Here's the situation:

An ally is being restrained, and grappled by a NPC. The NPC is dragging the character.

My Four Elements monk character, seeing this, decides to use the Water Whip on the ally. He's going to take some damage, but since he's restrained, he will have disadvantage on, and likely fail the Dexterity saving throw and I will be able to retrieve him.

The Way of the Four Elements monk's Water Whip elemental discipline (PHB, p. 81) states:

You can spend 2 ki points as an action to create a whip of water that shoves and pulls a creature to unbalance it. A creature that you can see that is within 30 feet of you must make a Dexterity saving throw. On a failed save, the creature takes 3d10 bludgeoning damage, plus an extra 1d10 bludgeoning damage for each additional ki point you spend, and you can either knock it prone or pull it up to 25 feet closer to you. On a successful save, the creature takes half as much damage, and you don’t pull it or knock it prone.

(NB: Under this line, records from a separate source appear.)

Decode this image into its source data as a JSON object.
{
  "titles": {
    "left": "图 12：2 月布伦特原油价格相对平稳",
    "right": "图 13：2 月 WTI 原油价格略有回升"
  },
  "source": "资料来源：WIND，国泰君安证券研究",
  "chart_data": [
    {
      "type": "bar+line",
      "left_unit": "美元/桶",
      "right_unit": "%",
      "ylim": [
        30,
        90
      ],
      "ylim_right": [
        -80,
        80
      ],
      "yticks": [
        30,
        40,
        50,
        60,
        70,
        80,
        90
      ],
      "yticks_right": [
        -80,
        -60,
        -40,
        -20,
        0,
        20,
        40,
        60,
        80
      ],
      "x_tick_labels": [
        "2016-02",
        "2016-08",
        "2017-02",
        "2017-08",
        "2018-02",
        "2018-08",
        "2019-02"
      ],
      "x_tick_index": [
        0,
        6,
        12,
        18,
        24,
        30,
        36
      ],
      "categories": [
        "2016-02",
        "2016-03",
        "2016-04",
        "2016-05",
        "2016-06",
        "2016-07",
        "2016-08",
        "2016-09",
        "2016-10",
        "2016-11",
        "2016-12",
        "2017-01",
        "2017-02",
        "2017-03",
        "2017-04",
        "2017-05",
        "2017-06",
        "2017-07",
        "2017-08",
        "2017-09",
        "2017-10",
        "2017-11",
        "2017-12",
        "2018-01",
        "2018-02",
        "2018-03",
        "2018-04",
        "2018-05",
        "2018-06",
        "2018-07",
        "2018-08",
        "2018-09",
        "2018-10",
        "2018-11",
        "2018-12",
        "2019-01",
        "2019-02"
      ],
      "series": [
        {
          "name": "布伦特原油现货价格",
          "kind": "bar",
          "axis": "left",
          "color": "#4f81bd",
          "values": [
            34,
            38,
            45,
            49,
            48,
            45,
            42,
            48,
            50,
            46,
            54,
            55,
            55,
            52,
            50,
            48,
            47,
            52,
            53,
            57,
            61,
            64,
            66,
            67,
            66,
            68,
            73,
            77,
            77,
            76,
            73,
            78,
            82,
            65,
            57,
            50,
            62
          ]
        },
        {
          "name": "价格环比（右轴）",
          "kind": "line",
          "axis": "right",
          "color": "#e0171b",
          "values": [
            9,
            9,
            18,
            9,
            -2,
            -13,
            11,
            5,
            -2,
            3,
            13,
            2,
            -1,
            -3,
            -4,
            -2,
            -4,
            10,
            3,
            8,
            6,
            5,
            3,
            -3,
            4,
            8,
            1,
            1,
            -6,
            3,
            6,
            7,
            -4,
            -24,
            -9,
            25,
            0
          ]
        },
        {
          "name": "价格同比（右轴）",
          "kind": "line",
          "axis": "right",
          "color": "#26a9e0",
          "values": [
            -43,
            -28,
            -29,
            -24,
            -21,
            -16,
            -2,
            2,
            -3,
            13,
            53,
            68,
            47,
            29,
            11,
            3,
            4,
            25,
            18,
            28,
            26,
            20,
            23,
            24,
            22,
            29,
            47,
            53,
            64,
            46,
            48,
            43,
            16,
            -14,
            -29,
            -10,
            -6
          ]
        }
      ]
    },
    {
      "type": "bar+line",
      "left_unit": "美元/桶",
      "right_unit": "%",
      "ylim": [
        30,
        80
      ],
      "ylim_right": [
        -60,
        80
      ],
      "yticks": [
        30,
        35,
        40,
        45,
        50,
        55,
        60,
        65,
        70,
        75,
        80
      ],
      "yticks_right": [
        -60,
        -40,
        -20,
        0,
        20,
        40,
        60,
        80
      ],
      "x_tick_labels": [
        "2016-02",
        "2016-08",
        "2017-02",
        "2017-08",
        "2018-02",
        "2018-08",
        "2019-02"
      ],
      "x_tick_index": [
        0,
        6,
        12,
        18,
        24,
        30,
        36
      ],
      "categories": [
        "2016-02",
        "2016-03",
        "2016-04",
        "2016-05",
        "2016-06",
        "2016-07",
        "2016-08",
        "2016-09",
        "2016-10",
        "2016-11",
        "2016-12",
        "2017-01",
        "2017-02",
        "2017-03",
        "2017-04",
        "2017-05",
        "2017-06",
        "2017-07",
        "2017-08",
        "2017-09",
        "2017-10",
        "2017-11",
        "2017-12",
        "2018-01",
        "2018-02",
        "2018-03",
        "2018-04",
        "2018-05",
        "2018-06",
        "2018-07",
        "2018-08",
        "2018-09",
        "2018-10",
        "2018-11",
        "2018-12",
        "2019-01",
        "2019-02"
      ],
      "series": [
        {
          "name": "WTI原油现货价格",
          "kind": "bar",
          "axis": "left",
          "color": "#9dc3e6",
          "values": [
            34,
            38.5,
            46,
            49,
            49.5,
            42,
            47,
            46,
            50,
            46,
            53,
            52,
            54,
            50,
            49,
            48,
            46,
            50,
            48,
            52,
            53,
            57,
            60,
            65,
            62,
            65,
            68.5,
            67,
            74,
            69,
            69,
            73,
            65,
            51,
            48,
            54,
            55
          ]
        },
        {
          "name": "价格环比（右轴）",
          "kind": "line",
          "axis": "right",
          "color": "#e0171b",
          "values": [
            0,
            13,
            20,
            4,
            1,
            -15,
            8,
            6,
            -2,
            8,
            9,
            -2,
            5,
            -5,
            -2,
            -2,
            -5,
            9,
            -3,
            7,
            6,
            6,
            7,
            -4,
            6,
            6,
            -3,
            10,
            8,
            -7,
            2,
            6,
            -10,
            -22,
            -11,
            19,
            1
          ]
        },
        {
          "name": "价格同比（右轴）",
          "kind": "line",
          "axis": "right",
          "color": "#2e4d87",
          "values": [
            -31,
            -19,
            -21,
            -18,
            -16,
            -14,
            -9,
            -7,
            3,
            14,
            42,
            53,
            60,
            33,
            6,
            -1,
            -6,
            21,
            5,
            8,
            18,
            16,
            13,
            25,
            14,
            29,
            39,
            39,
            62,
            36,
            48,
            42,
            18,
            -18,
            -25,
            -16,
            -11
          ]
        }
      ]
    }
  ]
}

Since this situation is somewhat different, my DM ruled that there would be a "tug of war" that took place instead of the typical Dexterity saving throw. The NPC dragging the character would instead make a Strength saving throw against my Ki Save DC. Essentially turning my Water Whip into a lasso.

His logic was that you couldn't use Water Whip on a creature restrained, and chained, to a wall and expect it to work.

So, essentially my question is:

Is it reasonable to make Water Whip a tug of war, requiring a Strength saving throw against my character's Ki Save DC, in situations where a target is being restrained?

Best Answer

It's definitely against the rules, but not unreasonable

The scenario as presented is fairly reasonable, but the ruling isn't RAW, and if this irritated you it's completely justified.

Plainly put, forced movement breaks grapples, and it doesn't care which creature is moved.

PHB pg. 290 under conditions, Grappled:

The condition also ends if an effect removes the grappled creature from the reach of the grappler or grappling effect, such as when a creature is hurled away by the Thunderwave spell.

On top of that, Water Whip is a Dexterity save, not a Strength save. It also doesn't have an escape DC, which is telling. Like Thunderwave or Thorn Whip, when something gets moved by it, the magic is what's doing the moving and the only way to avoid that is to pass your Dex save and dodge it, or to use magic to counter it.

So in this scenario, your Water Whip should have torn the restrained party member from the grasp of whatever was dragging him. It doesn't matter that he's grappling the target. If the DM didn't want the thing to let go, the DM should have had it get dragged along with the restrained character. As a DM myself, when I do play a character and I'm escorting something I've restrained, I make it a point to tie myself to the creature I've restrained specifically to prevent scenarios like this from ever happening. I also keep a tether on my weapon for the same reason.

As for this:

His logic was that you couldn't make a Water Whip to a creature restrained, and chained, to a wall and expect it to work.

This is actually bad logic. This is called a false equivocation fallacy, where the scenarios are not discussing the same thing. Walls and chains are unyielding, inanimate objects anchoring the target because they're fixed.